Jumat, Agustus 20, 2010

Ramadhan di Negeri Obama

Ramadhan di negeri yang di dominasi oleh Masyarakat Non Muslim selalu memberi pengalaman tersendiri bagi setiap Muslim yang merasakannya. Menjadi minoritas terkadang memberi tantangan tersendiri dalam menjalankan apa yang kita yakini.

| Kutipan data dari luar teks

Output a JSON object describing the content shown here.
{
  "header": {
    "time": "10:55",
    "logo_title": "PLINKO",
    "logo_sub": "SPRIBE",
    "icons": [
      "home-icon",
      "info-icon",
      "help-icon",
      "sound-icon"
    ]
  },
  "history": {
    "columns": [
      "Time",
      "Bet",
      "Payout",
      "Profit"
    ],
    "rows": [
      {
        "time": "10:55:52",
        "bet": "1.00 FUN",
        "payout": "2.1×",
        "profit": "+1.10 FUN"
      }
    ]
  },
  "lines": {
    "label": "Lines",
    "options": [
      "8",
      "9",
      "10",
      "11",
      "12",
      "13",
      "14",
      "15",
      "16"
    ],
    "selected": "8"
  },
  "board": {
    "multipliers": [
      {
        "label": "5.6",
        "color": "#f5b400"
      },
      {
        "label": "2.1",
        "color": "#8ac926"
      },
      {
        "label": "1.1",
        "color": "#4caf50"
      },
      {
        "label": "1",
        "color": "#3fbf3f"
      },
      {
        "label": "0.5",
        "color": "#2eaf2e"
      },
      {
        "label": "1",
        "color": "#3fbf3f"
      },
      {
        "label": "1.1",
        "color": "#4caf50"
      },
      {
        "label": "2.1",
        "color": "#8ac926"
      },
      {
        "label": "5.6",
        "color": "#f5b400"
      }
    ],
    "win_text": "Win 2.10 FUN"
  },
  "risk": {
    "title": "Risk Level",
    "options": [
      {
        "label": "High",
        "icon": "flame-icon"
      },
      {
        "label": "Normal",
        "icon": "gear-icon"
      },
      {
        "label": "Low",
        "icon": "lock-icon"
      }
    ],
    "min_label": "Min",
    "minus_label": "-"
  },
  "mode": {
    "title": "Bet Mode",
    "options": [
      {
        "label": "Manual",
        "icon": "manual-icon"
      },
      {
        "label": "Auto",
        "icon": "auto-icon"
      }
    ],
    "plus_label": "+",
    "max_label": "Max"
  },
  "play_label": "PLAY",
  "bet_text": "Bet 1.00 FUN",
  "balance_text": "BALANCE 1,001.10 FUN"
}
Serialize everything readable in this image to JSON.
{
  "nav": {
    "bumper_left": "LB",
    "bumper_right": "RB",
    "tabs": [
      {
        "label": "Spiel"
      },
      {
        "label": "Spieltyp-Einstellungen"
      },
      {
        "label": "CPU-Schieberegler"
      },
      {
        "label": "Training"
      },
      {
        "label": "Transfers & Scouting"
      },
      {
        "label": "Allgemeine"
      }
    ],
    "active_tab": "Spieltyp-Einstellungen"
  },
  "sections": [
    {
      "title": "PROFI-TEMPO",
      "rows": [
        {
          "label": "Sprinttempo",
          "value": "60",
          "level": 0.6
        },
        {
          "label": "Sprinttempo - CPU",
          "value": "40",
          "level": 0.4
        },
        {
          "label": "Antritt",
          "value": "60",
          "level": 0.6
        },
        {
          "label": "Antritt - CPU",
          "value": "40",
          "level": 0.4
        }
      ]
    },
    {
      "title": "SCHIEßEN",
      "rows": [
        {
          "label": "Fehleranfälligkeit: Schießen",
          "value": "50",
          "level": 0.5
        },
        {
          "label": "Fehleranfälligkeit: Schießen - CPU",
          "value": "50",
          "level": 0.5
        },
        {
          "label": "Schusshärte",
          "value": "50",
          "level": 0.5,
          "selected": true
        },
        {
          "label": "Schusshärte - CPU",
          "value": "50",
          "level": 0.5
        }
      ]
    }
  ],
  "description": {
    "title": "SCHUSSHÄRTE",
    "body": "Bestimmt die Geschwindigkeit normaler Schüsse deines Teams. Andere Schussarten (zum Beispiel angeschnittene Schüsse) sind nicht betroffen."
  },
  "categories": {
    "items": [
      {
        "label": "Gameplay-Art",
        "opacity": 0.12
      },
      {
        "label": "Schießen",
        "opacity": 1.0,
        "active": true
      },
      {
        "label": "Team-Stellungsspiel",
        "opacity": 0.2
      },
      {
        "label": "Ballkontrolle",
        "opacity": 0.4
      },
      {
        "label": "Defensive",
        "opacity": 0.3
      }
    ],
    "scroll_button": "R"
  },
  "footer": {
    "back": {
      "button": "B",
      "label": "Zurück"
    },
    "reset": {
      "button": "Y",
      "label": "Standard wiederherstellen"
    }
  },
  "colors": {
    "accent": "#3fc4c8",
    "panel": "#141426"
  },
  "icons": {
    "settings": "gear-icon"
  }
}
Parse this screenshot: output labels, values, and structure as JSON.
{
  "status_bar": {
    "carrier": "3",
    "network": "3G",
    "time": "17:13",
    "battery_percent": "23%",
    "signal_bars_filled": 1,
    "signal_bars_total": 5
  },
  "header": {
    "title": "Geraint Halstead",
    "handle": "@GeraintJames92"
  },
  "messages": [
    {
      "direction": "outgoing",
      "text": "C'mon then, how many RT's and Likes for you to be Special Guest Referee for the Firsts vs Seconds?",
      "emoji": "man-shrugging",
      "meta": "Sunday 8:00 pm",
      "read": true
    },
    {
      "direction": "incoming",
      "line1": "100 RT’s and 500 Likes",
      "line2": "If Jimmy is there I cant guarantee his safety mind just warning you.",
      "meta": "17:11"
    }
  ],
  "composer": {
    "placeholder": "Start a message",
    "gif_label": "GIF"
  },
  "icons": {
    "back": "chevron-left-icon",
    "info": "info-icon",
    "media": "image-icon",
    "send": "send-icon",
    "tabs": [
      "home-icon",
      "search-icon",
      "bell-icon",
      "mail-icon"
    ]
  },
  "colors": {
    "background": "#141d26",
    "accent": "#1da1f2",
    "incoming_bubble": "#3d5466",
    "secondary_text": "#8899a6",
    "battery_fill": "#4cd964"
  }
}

Amerika misalnya. Di negerinya President Obama ini, Islam adalah agama minoritas. Tak ada yang tau pasti berapa jumlah pasti penduduk Muslim di negeri ini, Namun, banyak yang memperkirakan kalau jumlah Muslim di sini telah mencapai 6-7 juta orang. Hal ini dipertegas dengan pidato Obama sewaktu mengunjungi Mesir tahun 2009 lalu. Obama mengatakan bahwa jumlah Muslim di Amerika sekitar 7 juta orang. Lumayan memang, namun coba bandingkan dengan jumlah penduduk Amerika yang seluruhnya mencapai 310 juta orang lebih.

Ramadhan di negeri yang penduduknya minoritas adalah pengalaman pertama bagi saya. Dan tentunya sangat berbeda dengan apa yang selalu saya rasakan di tanah air.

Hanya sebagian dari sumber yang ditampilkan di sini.